Comparing perf stat before and after, the number of instructions went from
62.7G to 63.0G (0.5% more; I’m not sure why), but instructions per cycle went up
from 2.55 to 2.80, almost 10% better!
Even more ILP: 1.05
Of course, we can do better and interleave all the instructions fully. I played
around a bit and the following gives the best results:
For some reason keeping the sep += ... and name = ... instructions as-is is
around 0.01s better. Still the overall win is very nice! The number of
instructions remains the same, but instructions per cycle is up to 2.95! For
1.05s in total.
At this point it turns out that hyperthreading actually slows down the code!
Table 2:
results at 4.6GHz.
threads
HT off
HT on
1
4.93
5.05
6
0.90
0.97
12
0.90
0.92
Compliance 1, OK I’ll count: 1.06
Ok I’m adding back the record counting. Being non-compliant this way is
annoying, and it’s really quite brittle to rely on the randomness here.

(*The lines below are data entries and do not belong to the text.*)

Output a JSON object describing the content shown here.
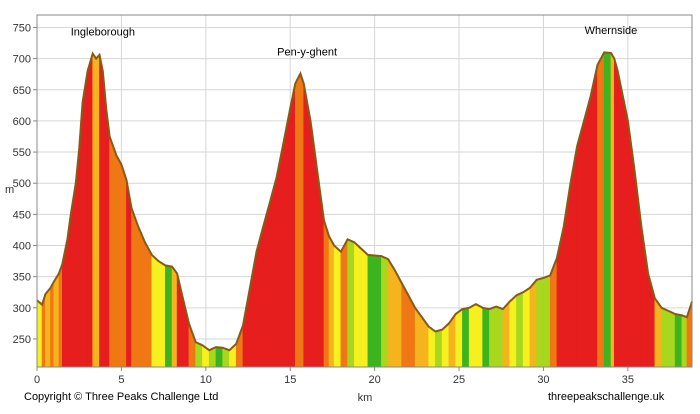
{
  "chart_data": {
    "type": "area",
    "title": "",
    "xlabel": "km",
    "ylabel": "m",
    "xlim": [
      0,
      38.8
    ],
    "ylim": [
      205,
      770
    ],
    "x_ticks": [
      0,
      5,
      10,
      15,
      20,
      25,
      30,
      35
    ],
    "y_ticks": [
      250,
      300,
      350,
      400,
      450,
      500,
      550,
      600,
      650,
      700,
      750
    ],
    "grid": true,
    "annotations": [
      {
        "text": "Ingleborough",
        "x": 3.9,
        "y": 708
      },
      {
        "text": "Pen-y-ghent",
        "x": 16.0,
        "y": 676
      },
      {
        "text": "Whernside",
        "x": 34.0,
        "y": 711
      }
    ],
    "fill_colors": {
      "flat": "#3cb41e",
      "gentle": "#a8d81e",
      "moderate": "#f5f01e",
      "steep": "#f5b41e",
      "very_steep": "#f07814",
      "extreme": "#e61e1e",
      "outline": "#8a5a14"
    },
    "series": [
      {
        "x": [
          0,
          0.3,
          0.5,
          0.8,
          1.0,
          1.3,
          1.5,
          1.8,
          2.0,
          2.3,
          2.5,
          2.7,
          3.0,
          3.3,
          3.5,
          3.7,
          3.9,
          4.1,
          4.3,
          4.5,
          4.7,
          5.0,
          5.3,
          5.6,
          6.0,
          6.4,
          6.8,
          7.2,
          7.6,
          8.0,
          8.3,
          8.6,
          9.0,
          9.4,
          9.8,
          10.2,
          10.6,
          11.0,
          11.4,
          11.8,
          12.2,
          12.6,
          13.0,
          13.4,
          13.8,
          14.2,
          14.6,
          15.0,
          15.3,
          15.6,
          15.8,
          16.0,
          16.2,
          16.4,
          16.6,
          16.8,
          17.0,
          17.3,
          17.6,
          18.0,
          18.4,
          18.8,
          19.2,
          19.6,
          20.0,
          20.4,
          20.8,
          21.2,
          21.6,
          22.0,
          22.4,
          22.8,
          23.2,
          23.6,
          24.0,
          24.4,
          24.8,
          25.2,
          25.6,
          26.0,
          26.4,
          26.8,
          27.2,
          27.6,
          28.0,
          28.4,
          28.8,
          29.2,
          29.6,
          30.0,
          30.4,
          30.8,
          31.2,
          31.6,
          32.0,
          32.4,
          32.8,
          33.2,
          33.6,
          34.0,
          34.2,
          34.4,
          34.7,
          35.0,
          35.4,
          35.8,
          36.2,
          36.6,
          37.0,
          37.4,
          37.8,
          38.2,
          38.5,
          38.8
        ],
        "values": [
          312,
          305,
          322,
          332,
          342,
          355,
          370,
          410,
          450,
          500,
          555,
          630,
          680,
          708,
          700,
          706,
          680,
          620,
          575,
          560,
          545,
          530,
          505,
          460,
          430,
          405,
          385,
          375,
          368,
          366,
          355,
          320,
          275,
          245,
          240,
          232,
          237,
          236,
          232,
          242,
          272,
          330,
          390,
          430,
          470,
          510,
          565,
          620,
          660,
          676,
          660,
          630,
          600,
          560,
          520,
          480,
          440,
          415,
          400,
          390,
          410,
          405,
          395,
          385,
          384,
          383,
          378,
          360,
          340,
          320,
          300,
          285,
          270,
          262,
          265,
          275,
          290,
          298,
          300,
          306,
          300,
          298,
          302,
          298,
          310,
          320,
          325,
          332,
          345,
          348,
          352,
          380,
          430,
          500,
          560,
          600,
          640,
          690,
          710,
          709,
          700,
          680,
          640,
          600,
          520,
          430,
          355,
          315,
          300,
          295,
          290,
          288,
          285,
          310
        ]
      }
    ]
  },
  "footer": {
    "copyright": "Copyright © Three Peaks Challenge Ltd",
    "website": "threepeakschallenge.uk"
  }
}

Surprisingly, performance is much (~0.05s) better when I make count: u64 instead of
count: u32. I didn’t bother to figure out why.
TODO
Use AES instructions for hashing
Verify hash on lookup
Rebuild PHF on hash collision / new key.
Simplify perfect hash function
SIMD
Munmap per chunk/thread
Postscript
As things go, my attention shifted to other things before wrapping everything
up, and by now I have forgotten the details of where I left things :")
Anyway, here’s a blogpost comparing non-java implementations, and here is a long
discussion of possible optimizations.